Module « scipy.linalg »

Fonction fiedler_companion - module scipy.linalg

Signature de la fonction fiedler_companion

def fiedler_companion(a) 

Description

fiedler_companion.__doc__

 Returns a Fiedler companion matrix

    Given a polynomial coefficient array ``a``, this function forms a
    pentadiagonal matrix with a special structure whose eigenvalues coincides
    with the roots of ``a``.

    Parameters
    ----------
    a : (N,) array_like
        1-D array of polynomial coefficients in descending order with a nonzero
        leading coefficient. For ``N < 2``, an empty array is returned.

    Returns
    -------
    c : (N-1, N-1) ndarray
        Resulting companion matrix

    Notes
    -----
    Similar to `companion` the leading coefficient should be nonzero. In the case
    the leading coefficient is not 1, other coefficients are rescaled before
    the array generation.

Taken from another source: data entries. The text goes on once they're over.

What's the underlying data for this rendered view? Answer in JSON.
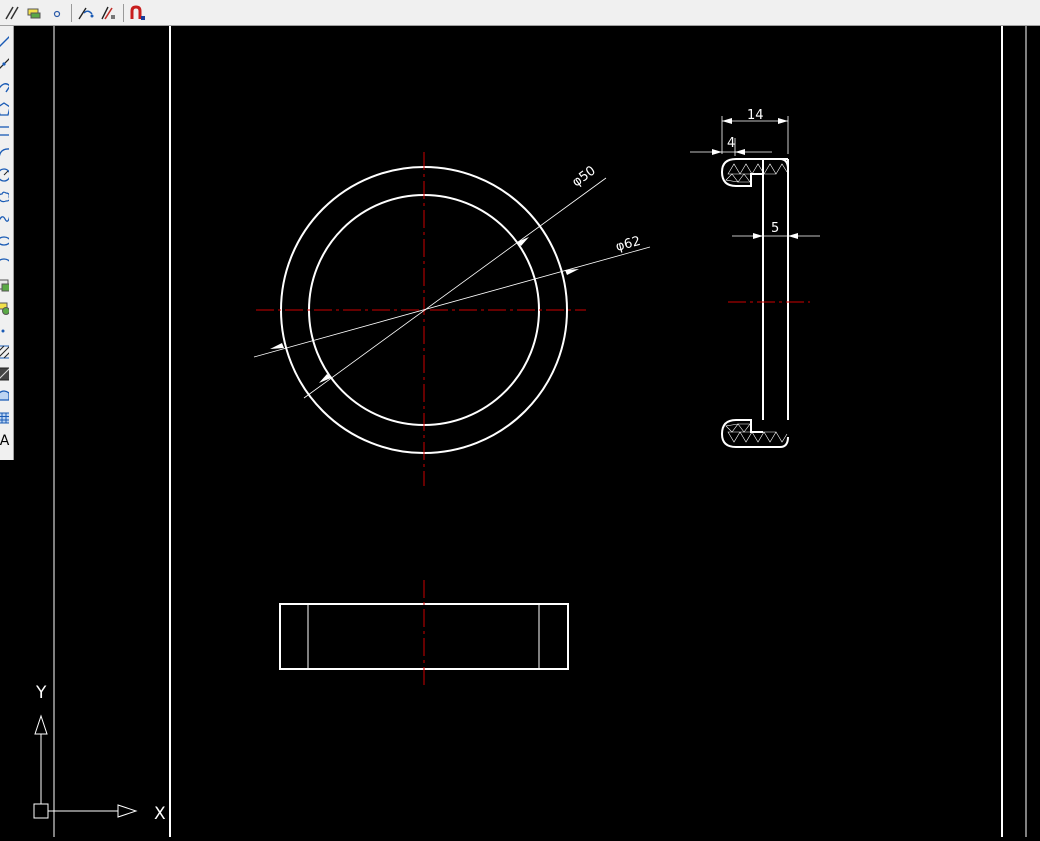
{
  "toolbar": {
    "top_items": [
      {
        "name": "parallel-lines-icon"
      },
      {
        "name": "layer-tool-icon"
      },
      {
        "name": "small-circle-icon"
      },
      {
        "name": "match-properties-icon"
      },
      {
        "name": "edit-properties-icon"
      },
      {
        "name": "magnet-snap-icon"
      }
    ],
    "left_items": [
      {
        "name": "line-tool-icon"
      },
      {
        "name": "construction-line-icon"
      },
      {
        "name": "polyline-tool-icon"
      },
      {
        "name": "polygon-tool-icon"
      },
      {
        "name": "rectangle-tool-icon"
      },
      {
        "name": "arc-tool-icon"
      },
      {
        "name": "circle-tool-icon"
      },
      {
        "name": "revision-cloud-icon"
      },
      {
        "name": "spline-tool-icon"
      },
      {
        "name": "ellipse-tool-icon"
      },
      {
        "name": "ellipse-arc-icon"
      },
      {
        "name": "insert-block-icon"
      },
      {
        "name": "make-block-icon"
      },
      {
        "name": "point-tool-icon"
      },
      {
        "name": "hatch-tool-icon"
      },
      {
        "name": "gradient-tool-icon"
      },
      {
        "name": "region-tool-icon"
      },
      {
        "name": "table-tool-icon"
      },
      {
        "name": "multiline-text-icon",
        "label": "A"
      }
    ]
  },
  "drawing": {
    "dimensions": {
      "dia_inner": "φ50",
      "dia_outer": "φ62",
      "width_total": "14",
      "width_lip": "4",
      "thickness": "5"
    },
    "ucs": {
      "x_label": "X",
      "y_label": "Y"
    }
  },
  "colors": {
    "background": "#000000",
    "geometry": "#ffffff",
    "centerline": "#cc0000",
    "toolbar_bg": "#f0f0f0"
  }
}
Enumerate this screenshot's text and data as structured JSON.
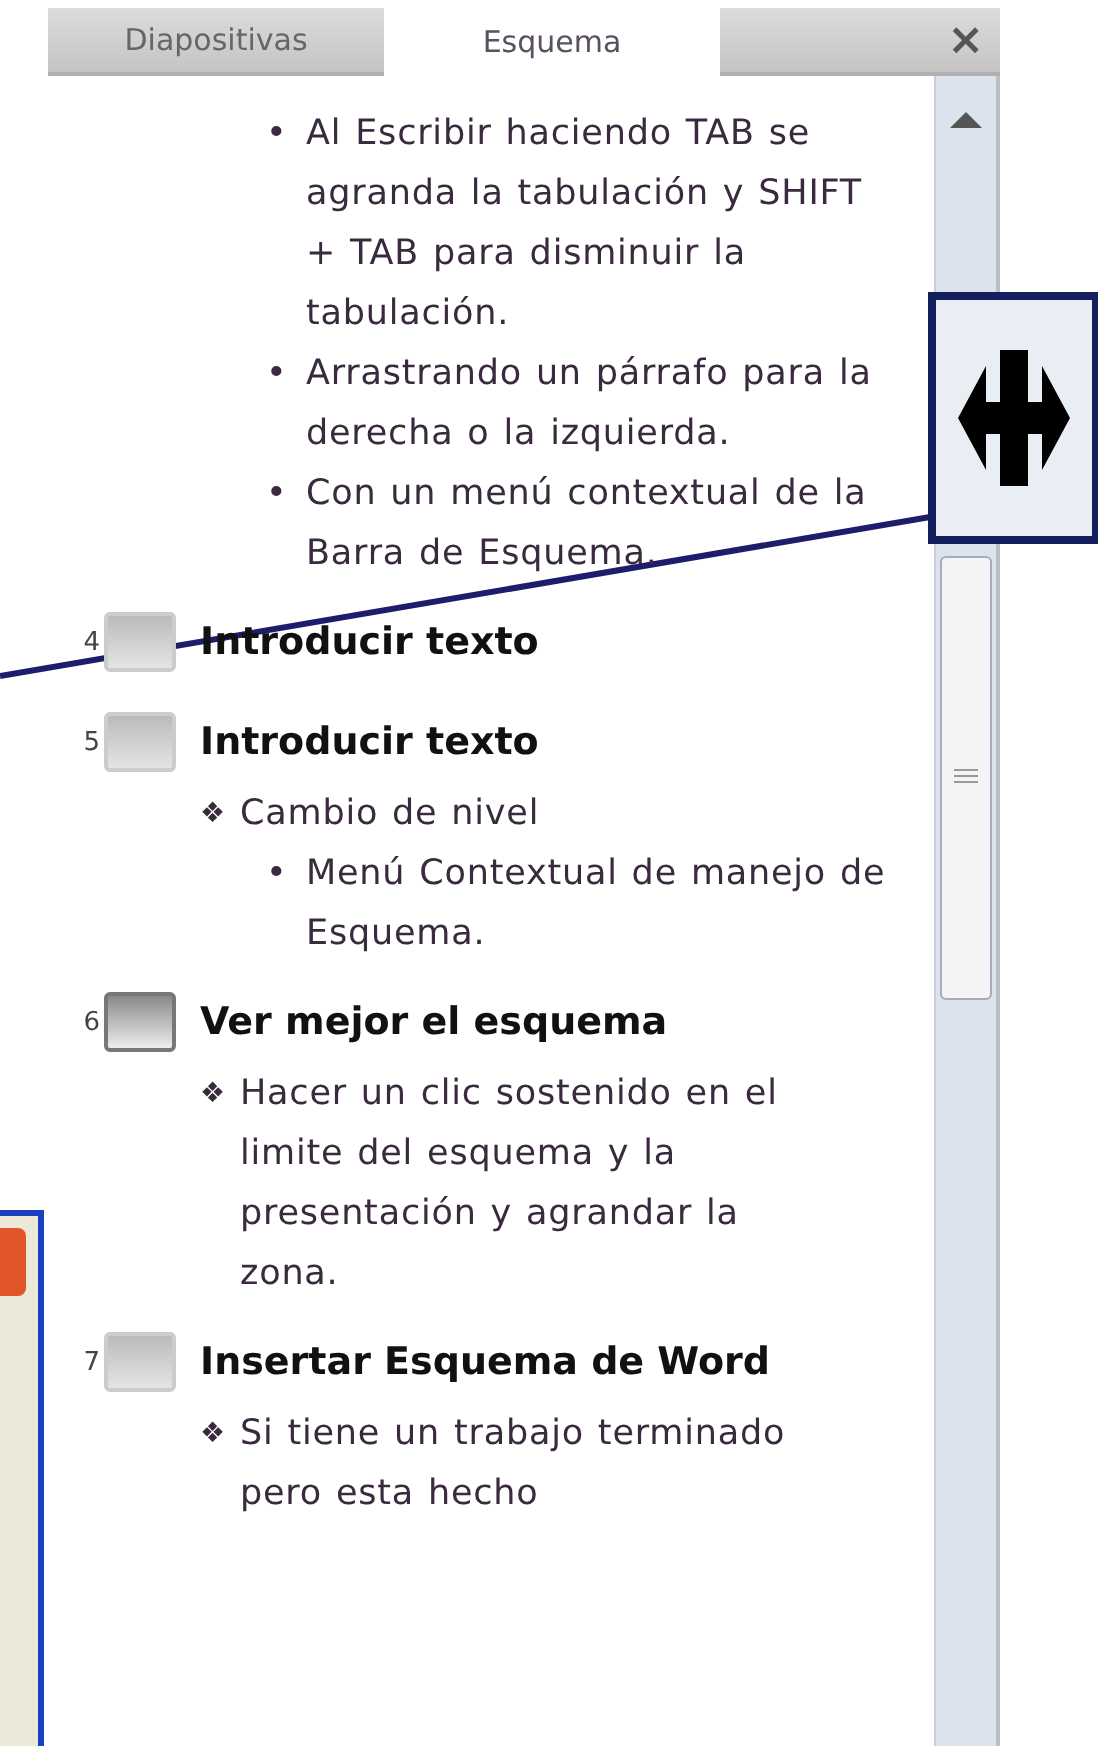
{
  "tabs": [
    {
      "label": "Diapositivas",
      "selected": false
    },
    {
      "label": "Esquema",
      "selected": true
    }
  ],
  "close_button": "×",
  "outline": [
    {
      "kind": "continuation",
      "children": [
        {
          "marker": "•",
          "text": "Al Escribir haciendo TAB se agranda la tabulación y SHIFT + TAB para disminuir la tabulación."
        },
        {
          "marker": "•",
          "text": "Arrastrando un párrafo para la derecha o la izquierda."
        },
        {
          "marker": "•",
          "text": "Con un menú contextual de la Barra de Esquema."
        }
      ]
    },
    {
      "kind": "slide",
      "number": "4",
      "title": "Introducir texto",
      "selected": false
    },
    {
      "kind": "slide",
      "number": "5",
      "title": "Introducir texto",
      "selected": false,
      "children": [
        {
          "marker": "❖",
          "text": "Cambio de nivel",
          "children": [
            {
              "marker": "•",
              "text": "Menú Contextual de manejo de Esquema."
            }
          ]
        }
      ]
    },
    {
      "kind": "slide",
      "number": "6",
      "title": "Ver mejor el esquema",
      "selected": true,
      "children": [
        {
          "marker": "❖",
          "text": "Hacer un clic sostenido en el limite del esquema y la presentación y agrandar la zona."
        }
      ]
    },
    {
      "kind": "slide",
      "number": "7",
      "title": "Insertar Esquema de Word",
      "selected": false,
      "children": [
        {
          "marker": "❖",
          "text": "Si tiene un trabajo terminado pero esta hecho"
        }
      ]
    }
  ]
}
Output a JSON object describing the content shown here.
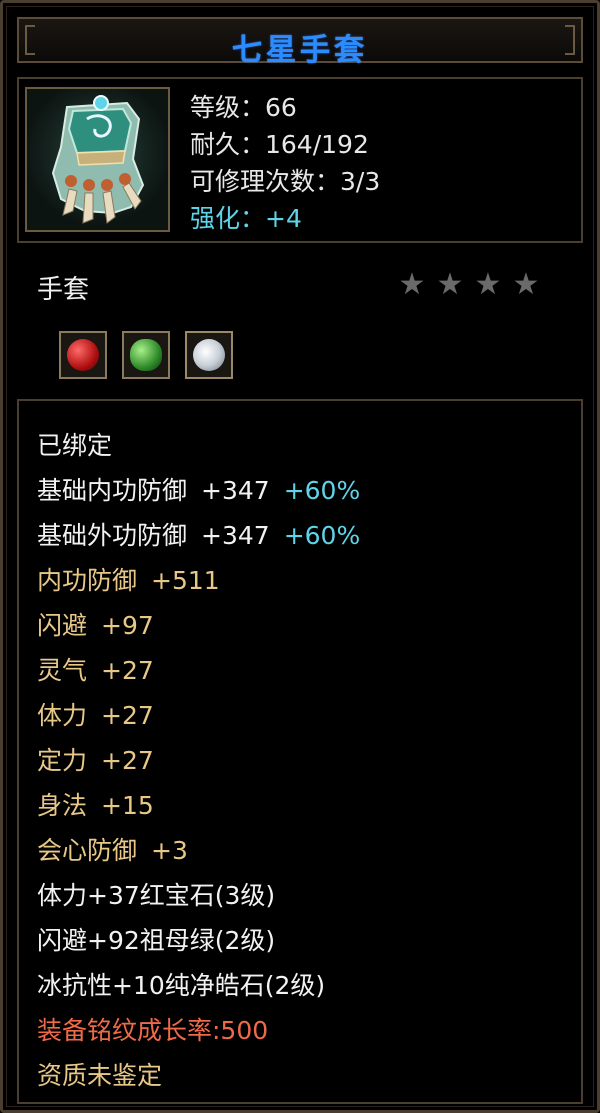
{
  "title": "七星手套",
  "info": {
    "level": "等级：66",
    "durability": "耐久：164/192",
    "repairs": "可修理次数：3/3",
    "enhance": "强化：+4"
  },
  "item_type": "手套",
  "stars": {
    "count": 4,
    "filled": 0
  },
  "gems": [
    {
      "name": "ruby-gem"
    },
    {
      "name": "emerald-gem"
    },
    {
      "name": "diamond-gem"
    }
  ],
  "attributes": {
    "bound": "已绑定",
    "base_inner_def_label": "基础内功防御",
    "base_inner_def_value": "+347",
    "base_inner_def_bonus": "+60%",
    "base_outer_def_label": "基础外功防御",
    "base_outer_def_value": "+347",
    "base_outer_def_bonus": "+60%",
    "inner_def_label": "内功防御",
    "inner_def_value": "+511",
    "dodge_label": "闪避",
    "dodge_value": "+97",
    "spirit_label": "灵气",
    "spirit_value": "+27",
    "stamina_label": "体力",
    "stamina_value": "+27",
    "focus_label": "定力",
    "focus_value": "+27",
    "agility_label": "身法",
    "agility_value": "+15",
    "crit_def_label": "会心防御",
    "crit_def_value": "+3",
    "gem_line_1": "体力+37红宝石(3级)",
    "gem_line_2": "闪避+92祖母绿(2级)",
    "gem_line_3": "冰抗性+10纯净皓石(2级)",
    "growth": "装备铭纹成长率:500",
    "quality": "资质未鉴定"
  },
  "colors": {
    "title": "#2a8cff",
    "white": "#f2f2f2",
    "gold": "#e8c887",
    "cyan": "#5fd4e8",
    "red": "#ef6a48",
    "border": "#4a3e2e"
  }
}
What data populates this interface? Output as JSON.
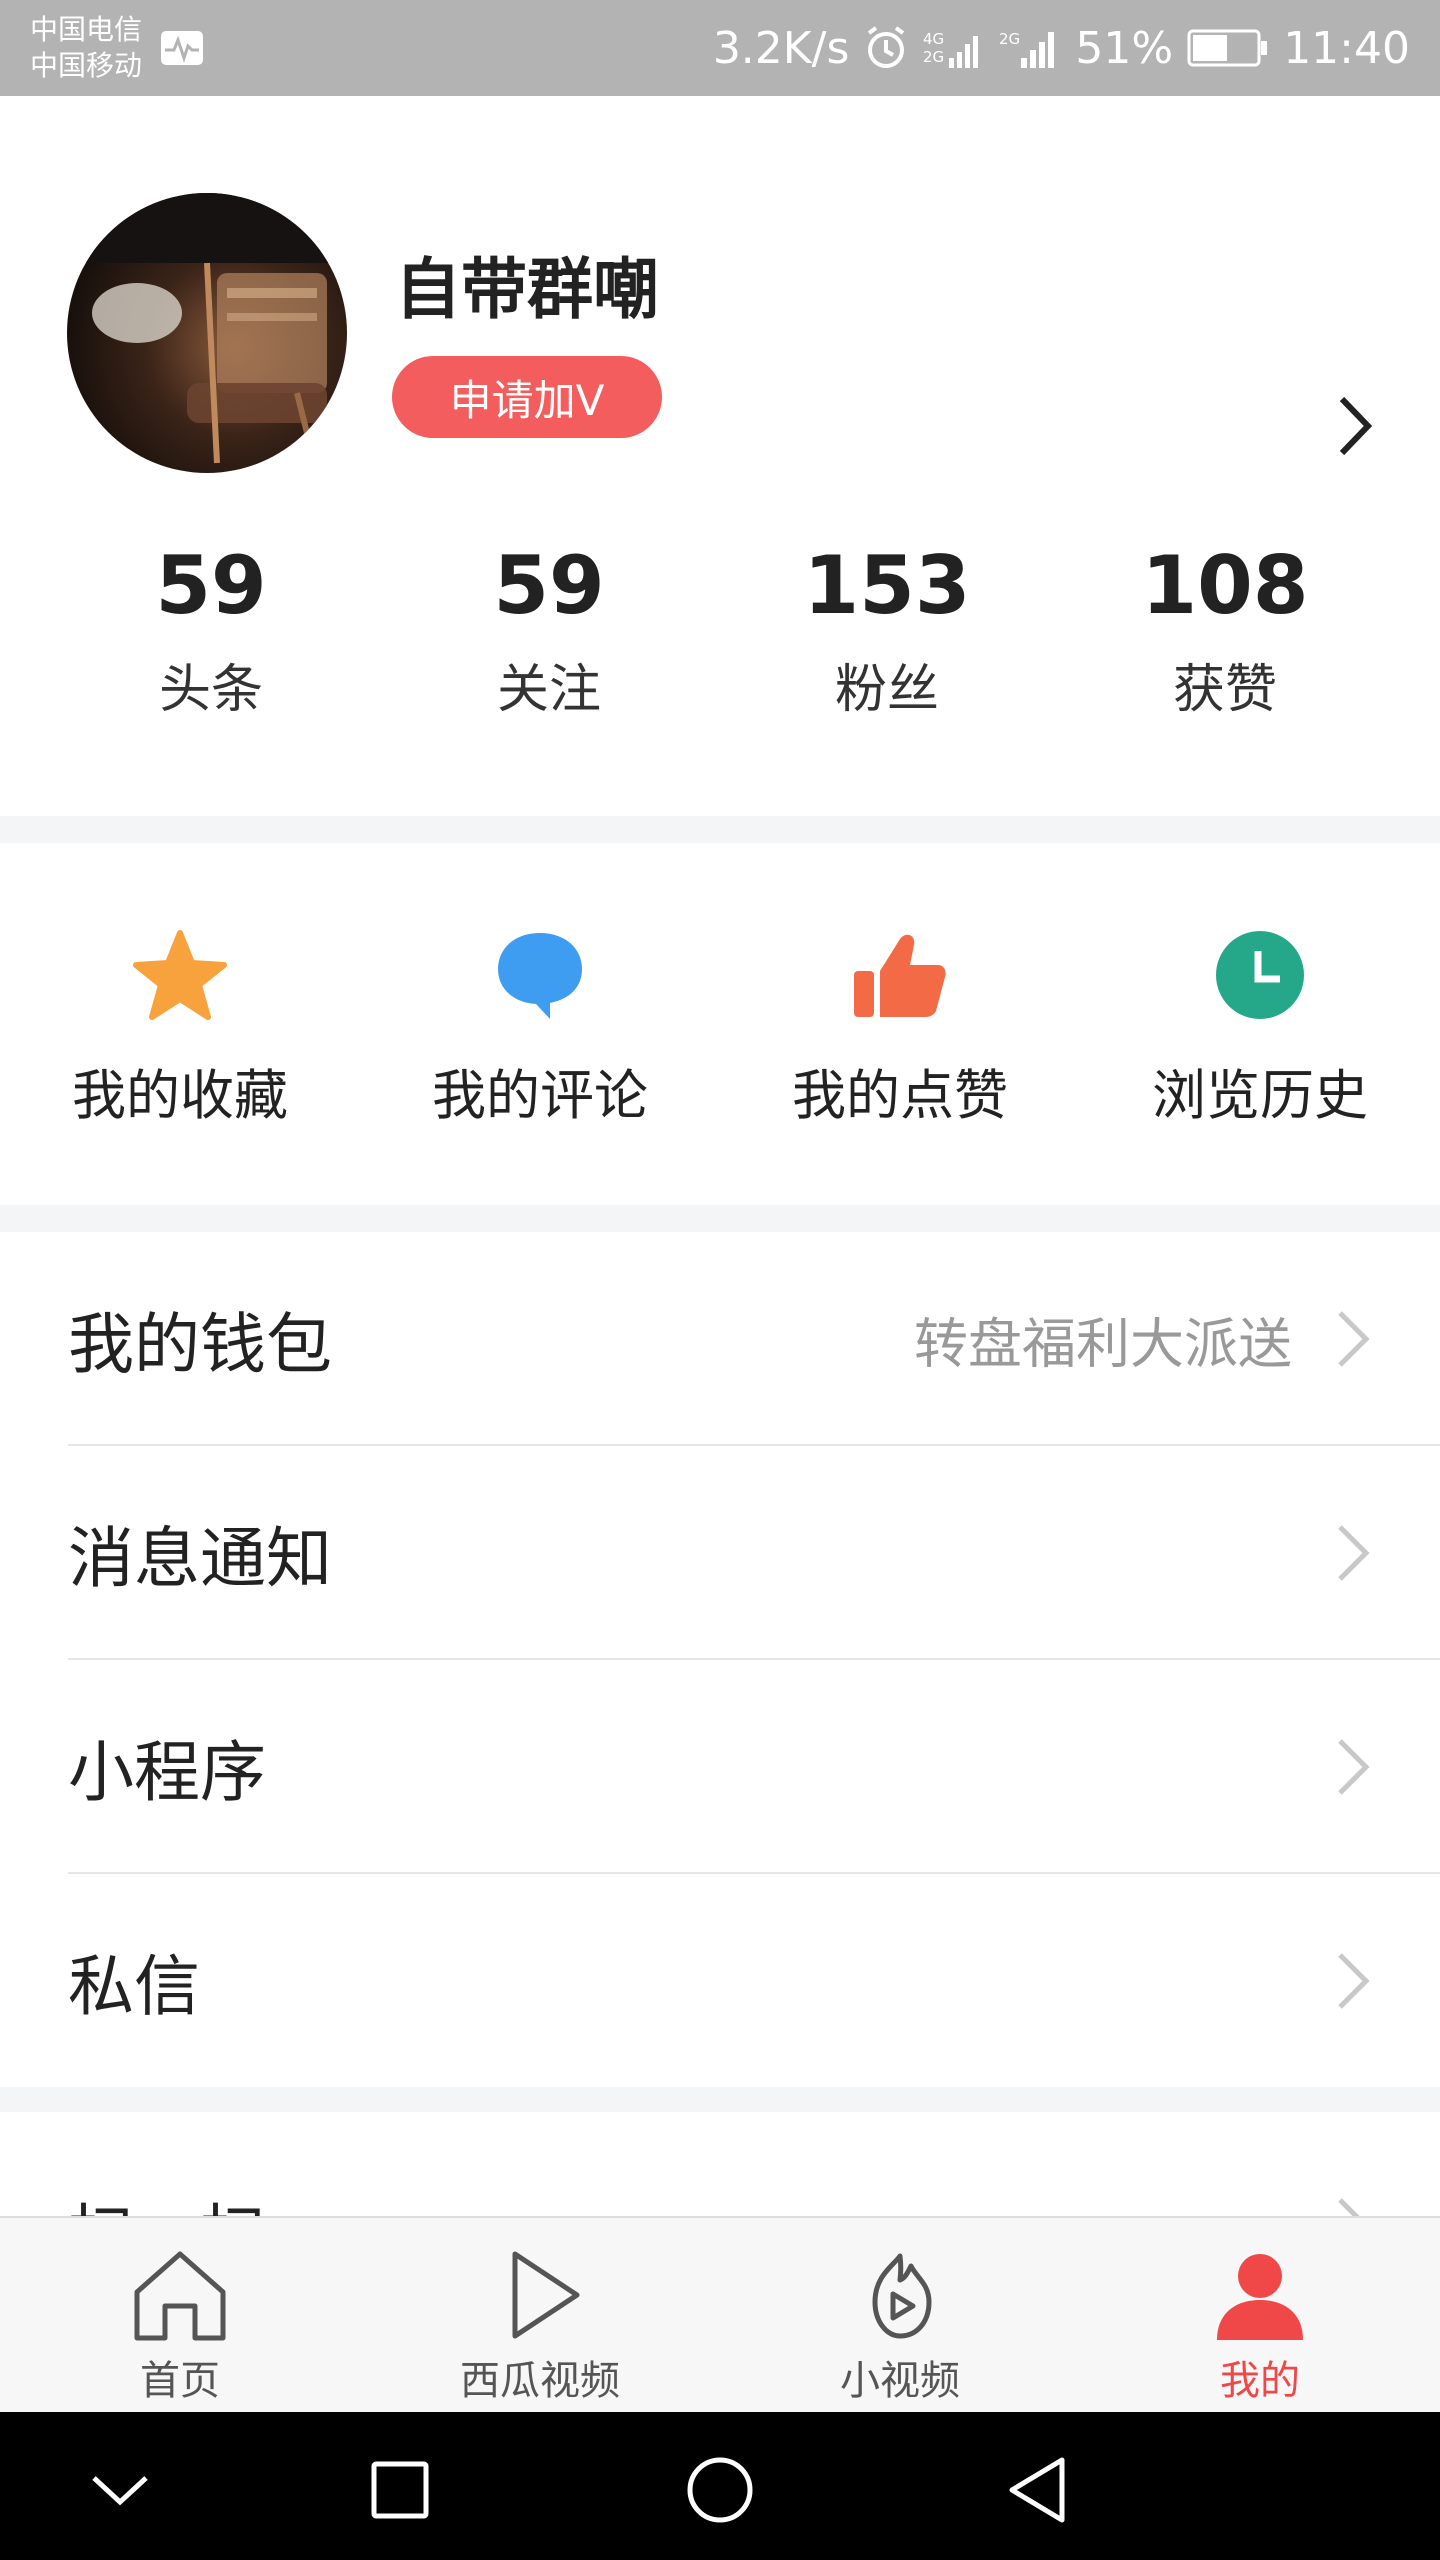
{
  "status_bar": {
    "carrier_1": "中国电信",
    "carrier_2": "中国移动",
    "net_speed": "3.2K/s",
    "battery": "51%",
    "time": "11:40"
  },
  "profile": {
    "name": "自带群嘲",
    "apply_v": "申请加V"
  },
  "stats": [
    {
      "value": "59",
      "label": "头条"
    },
    {
      "value": "59",
      "label": "关注"
    },
    {
      "value": "153",
      "label": "粉丝"
    },
    {
      "value": "108",
      "label": "获赞"
    }
  ],
  "quick_actions": [
    {
      "label": "我的收藏",
      "icon": "star-icon",
      "color": "#f7a23c"
    },
    {
      "label": "我的评论",
      "icon": "comment-icon",
      "color": "#3f9df1"
    },
    {
      "label": "我的点赞",
      "icon": "thumb-up-icon",
      "color": "#f36b46"
    },
    {
      "label": "浏览历史",
      "icon": "clock-icon",
      "color": "#25a88a"
    }
  ],
  "menu": [
    {
      "label": "我的钱包",
      "sub": "转盘福利大派送"
    },
    {
      "label": "消息通知"
    },
    {
      "label": "小程序"
    },
    {
      "label": "私信"
    }
  ],
  "menu2": {
    "label": "扫一扫"
  },
  "tabs": [
    {
      "label": "首页",
      "icon": "home-icon"
    },
    {
      "label": "西瓜视频",
      "icon": "play-icon"
    },
    {
      "label": "小视频",
      "icon": "flame-play-icon"
    },
    {
      "label": "我的",
      "icon": "user-icon",
      "active": true
    }
  ],
  "colors": {
    "accent": "#f04848",
    "apply_v_bg": "#f45d5d",
    "status_bar": "#b3b3b3"
  }
}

To avoid numerical issues, it is best to provide a
    monic polynomial.

    .. versionadded:: 1.3.0

    See Also
    --------
    companion

    References
    ----------
    .. [1] M. Fiedler, " A note on companion matrices", Linear Algebra and its
        Applications, 2003, :doi:`10.1016/S0024-3795(03)00548-2`

    Examples
    --------
    >>> from scipy.linalg import fiedler_companion, eigvals
    >>> p = np.poly(np.arange(1, 9, 2))  # [1., -16., 86., -176., 105.]
    >>> fc = fiedler_companion(p)
    >>> fc
    array([[  16.,  -86.,    1.,    0.],
           [   1.,    0.,    0.,    0.],
           [   0.,  176.,    0., -105.],
           [   0.,    1.,    0.,    0.]])
    >>> eigvals(fc)
    array([7.+0.j, 5.+0.j, 3.+0.j, 1.+0.j])